Monday, June 28, 2004

Les deux oeuf

From Tribal Gathering to Homelands to Glastonbury to the Albert Hall to Somerset House to Brixton Academy. I’ve pretty much nailed every one of Orbital’s spiritual homes. Friday was their last headline show before splitting up, which, given they’re brothers, seems a little odd.

Then again Orbital aren’t just two brothers, they’re a big U-shaped machine made up of keyboards, sequencers, erm, other machines that go bing plus two humans in light specs. As if to prove it, Friday’s crowd went apoplectic when the podium, on which the equipment is placed, was simply rolled to the front of the stage. The Hartnolls are just part of that entity. I’m not suggesting their Roland 303 has decided to go solo, but the human/machine relationship is pretty symbiotic.

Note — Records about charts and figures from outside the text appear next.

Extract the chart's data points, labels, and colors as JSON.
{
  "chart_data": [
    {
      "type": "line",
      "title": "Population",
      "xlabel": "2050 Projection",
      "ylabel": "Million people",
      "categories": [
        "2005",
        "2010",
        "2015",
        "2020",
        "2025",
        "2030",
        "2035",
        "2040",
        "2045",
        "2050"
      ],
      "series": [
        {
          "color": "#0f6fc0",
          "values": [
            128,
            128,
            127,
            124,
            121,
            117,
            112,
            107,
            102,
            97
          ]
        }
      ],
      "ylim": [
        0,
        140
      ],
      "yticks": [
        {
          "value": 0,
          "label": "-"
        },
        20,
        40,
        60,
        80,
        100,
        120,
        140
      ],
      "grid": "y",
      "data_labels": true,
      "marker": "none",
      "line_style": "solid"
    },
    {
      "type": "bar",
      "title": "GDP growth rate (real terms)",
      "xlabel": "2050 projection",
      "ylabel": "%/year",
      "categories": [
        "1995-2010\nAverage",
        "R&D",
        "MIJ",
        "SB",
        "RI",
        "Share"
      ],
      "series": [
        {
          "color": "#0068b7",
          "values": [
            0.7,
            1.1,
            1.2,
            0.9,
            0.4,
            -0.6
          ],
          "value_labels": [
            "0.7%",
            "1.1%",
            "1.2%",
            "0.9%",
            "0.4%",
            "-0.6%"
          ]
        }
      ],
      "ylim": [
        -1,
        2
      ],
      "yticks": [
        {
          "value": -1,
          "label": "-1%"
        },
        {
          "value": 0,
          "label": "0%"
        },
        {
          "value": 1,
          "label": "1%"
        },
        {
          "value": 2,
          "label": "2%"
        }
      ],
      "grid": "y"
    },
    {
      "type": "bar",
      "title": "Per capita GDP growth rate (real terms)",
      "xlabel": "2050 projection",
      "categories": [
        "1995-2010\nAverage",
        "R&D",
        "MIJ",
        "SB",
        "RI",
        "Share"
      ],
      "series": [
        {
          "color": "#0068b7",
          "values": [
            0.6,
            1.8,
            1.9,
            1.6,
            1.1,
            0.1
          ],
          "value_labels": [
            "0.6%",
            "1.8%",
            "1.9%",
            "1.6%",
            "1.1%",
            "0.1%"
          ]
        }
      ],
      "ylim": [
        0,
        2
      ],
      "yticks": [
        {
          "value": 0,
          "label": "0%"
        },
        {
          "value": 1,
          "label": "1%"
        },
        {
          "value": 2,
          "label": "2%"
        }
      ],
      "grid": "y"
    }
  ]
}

At Tribal Gathering they played in a tent which had a stage at each end. When they came on, the crowd cheered and started dancing, it wasn’t until the end of the first tune that people realised they were facing the wrong end and were actually dancing to the lighting technicians (who were also wearing light specs) preparing for the next act (and not very well, Prodigy went on, after two songs someone invaded the stage, tripped over a cable and ended the show on the spot).

It’s a funny crowd, at the Albert Hall there was a bloke in front of us with no top on, punching the air, wearing a crash helmet, backwards. Next to him was the archetypal big fat computer geek sitting expressionless with a notepad writing down the track listing. It’s a varied horde, and one that’s getting older and podgier every year.

Perversely there’s so little fat in the Orbital live repertoire that the set was becoming fairly predictable. Perhaps they’re quitting for fear of becoming the Rolling Stones or Grateful Dead of Acid House. They only played two tracks from the new album, the Halcyon ‘trick’ (where Belinda Carlisle and Bon Jovi morphs and twists around the tune as it reaches its peak) was enhanced with a Darkness sample. The rest was exactly what we expect; Lush, Belfast, Impact, The Box, Satan building to their cover of the Dr Who theme (geeks in the house?) and finally Chime, a tune I’ve never really loved but was simply different class.

It was simply the best gig I’ve ever been to; Rage Against the Machine at Reading Festival, Depeche Mode at Crystal Palace, Radiohead at South Parks, Fatboy Slim at Brixton, The End and Brighton Beach, I’ve seen some good stuff, but this topped them all. The Plump DJs followed, for whom we intended to stay, but we were spent emotionally and had to leave them to it.

They say that the only thing great bands should regret is that they never saw themselves live. In a world of Amy Whinehouse, Nora Jones, Jamie bloody Cullum (watched his awful ‘corporate enfant terrible’ performance Glastonbury on Saturday and felt ill) the departure of Orbital leaves the world a darker place.

By the way, read this and this, and you'd have thought I'd just copied my post from these alone, but I was there, promise.